When I dropped Mae off for her first day of daily organized education I didn’t even flinch.  And neither did she.  “Bye, Mommy!” she chirped, running off to discover the playground.  “Bye, baby” I said, and drove off for a date with my six-year-old before her school started two days later.  That day was a slightly weirder experience, but not particularly sad.  As I walked out of the elementary school doors, all three kids outside of my realm of responsibility, I felt untethered, a little lost, but certainly free and not a bit melancholy.  I had a mission: Zumba class and errands.  With much more accomplished in two-and-a-half hours than I could ever manage with a child in-tow.

I was glad to be glad.  Glad I wasn’t bummed about this new stage.  “This is healthy,” I thought.  How I’d hoped I’d feel.  No one wants to be sad.  But then I wondered if I should be sad.  Never miss a chance to over analyze a situation, that’s my (terrible) motto.  Should I feel worse?  Maybe guilty, drained of purpose, mourning the loss of the precious tiny-tots stage of my life?  Because I didn’t.  That stage is precious, but it ain’t no secret that it’s also physically and mentally draining.
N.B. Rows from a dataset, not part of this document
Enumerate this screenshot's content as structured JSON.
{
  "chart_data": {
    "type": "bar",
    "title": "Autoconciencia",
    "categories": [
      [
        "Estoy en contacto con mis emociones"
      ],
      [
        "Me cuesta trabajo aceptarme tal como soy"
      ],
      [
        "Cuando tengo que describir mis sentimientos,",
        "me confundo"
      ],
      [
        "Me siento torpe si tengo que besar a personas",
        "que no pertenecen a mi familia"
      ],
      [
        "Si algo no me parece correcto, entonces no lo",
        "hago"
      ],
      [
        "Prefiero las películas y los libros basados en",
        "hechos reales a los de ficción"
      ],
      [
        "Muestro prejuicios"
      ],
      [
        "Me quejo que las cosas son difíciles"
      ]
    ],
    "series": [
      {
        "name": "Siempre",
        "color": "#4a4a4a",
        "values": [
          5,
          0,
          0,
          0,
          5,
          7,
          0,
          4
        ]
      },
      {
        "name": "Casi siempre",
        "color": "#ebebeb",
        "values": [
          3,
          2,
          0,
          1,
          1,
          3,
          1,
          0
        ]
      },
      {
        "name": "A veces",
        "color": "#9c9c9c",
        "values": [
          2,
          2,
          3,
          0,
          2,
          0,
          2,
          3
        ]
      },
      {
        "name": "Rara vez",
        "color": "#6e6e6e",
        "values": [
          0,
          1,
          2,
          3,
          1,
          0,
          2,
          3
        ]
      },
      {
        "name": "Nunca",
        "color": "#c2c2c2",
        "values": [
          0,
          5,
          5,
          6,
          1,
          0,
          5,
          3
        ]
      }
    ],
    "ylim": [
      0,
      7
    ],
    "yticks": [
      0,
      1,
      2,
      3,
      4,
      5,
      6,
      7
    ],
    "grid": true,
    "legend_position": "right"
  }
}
Believe me, I loved becoming a mother.  Felt greater purpose in that than anything I’d done before.  Loved my kids more than anything I’d ever known.  And yet.  When your job is to care for helpless little people -to stay with them even when you want to be alone, to bring them into the store so that it takes four times as long and everyone is grumpy when you leave, instead of going alone – it can make you feel trapped.  A prisoner of Raffi music and poopy diapers and making perpetual snacks.  It makes sense to not enjoy every bit of that.

Everyone says as mothers we should savor this time with our little ones, because someday they will be gone and we’ll look back with fondness.  It goes by so fast.  Which is true.  After it’s over. “The days are long and the years are short.”  I know eventually I will remember these years with misty eyes, but when you’re doing the day-to-day cleaning up and potty training and wrangling your ape-like children at the library it does not go fast.  It goes like a line at the DMV in L.A.  But with small people climbing on you.  It’s hard to savor that.

So, after my moment of over-analyzation about smiling while leaving my very last child at preschool, I let it go.  I don’t have to miss that stage.  I can miss parts of it, can and will look back on it with fondness in some ways, but I can also enjoy the bit of freedom.  After ten years of all-day-every-day, I can be glad for my two and a half hours to be alone, or be with grown-ups, or run errands quickly, write, do laundry and not multi-task, take a painting class (yes!), exercise without worrying about the germs-du-jour in the childcare room at the gym, make phone calls, shop for rain boots online, even take a nap if I feel awful.  Yay.

***

Then it hit.  One morning I went to a meeting – one which I’ve gone to for years, with my kids who would go to the childcare area with all the other kids so the moms could be just women for a while.  But this time I arrived without my toddler-in-tow, and it hit.  I no longer needed the childcare option.  I just showed up alone.  Oof.  I don’t know why that’s when the feelings decided to come, but they did and I felt at once sad and glad.  Sad because my kids are growing up, and glad because at least I felt it.  It wasn’t awful, just enough for discomfort, but it was there.  I did love my children after all.  Good deal.

And now I’m back to enjoying a morning of freedom, knowing I’ll see my sweet three-year-old later.  I have a feeling the kindergarten drop-off will be much worse, but I’ll leave that for then.  For now, I’m happy with my mix – a little alone, a little together.  It’s just about right.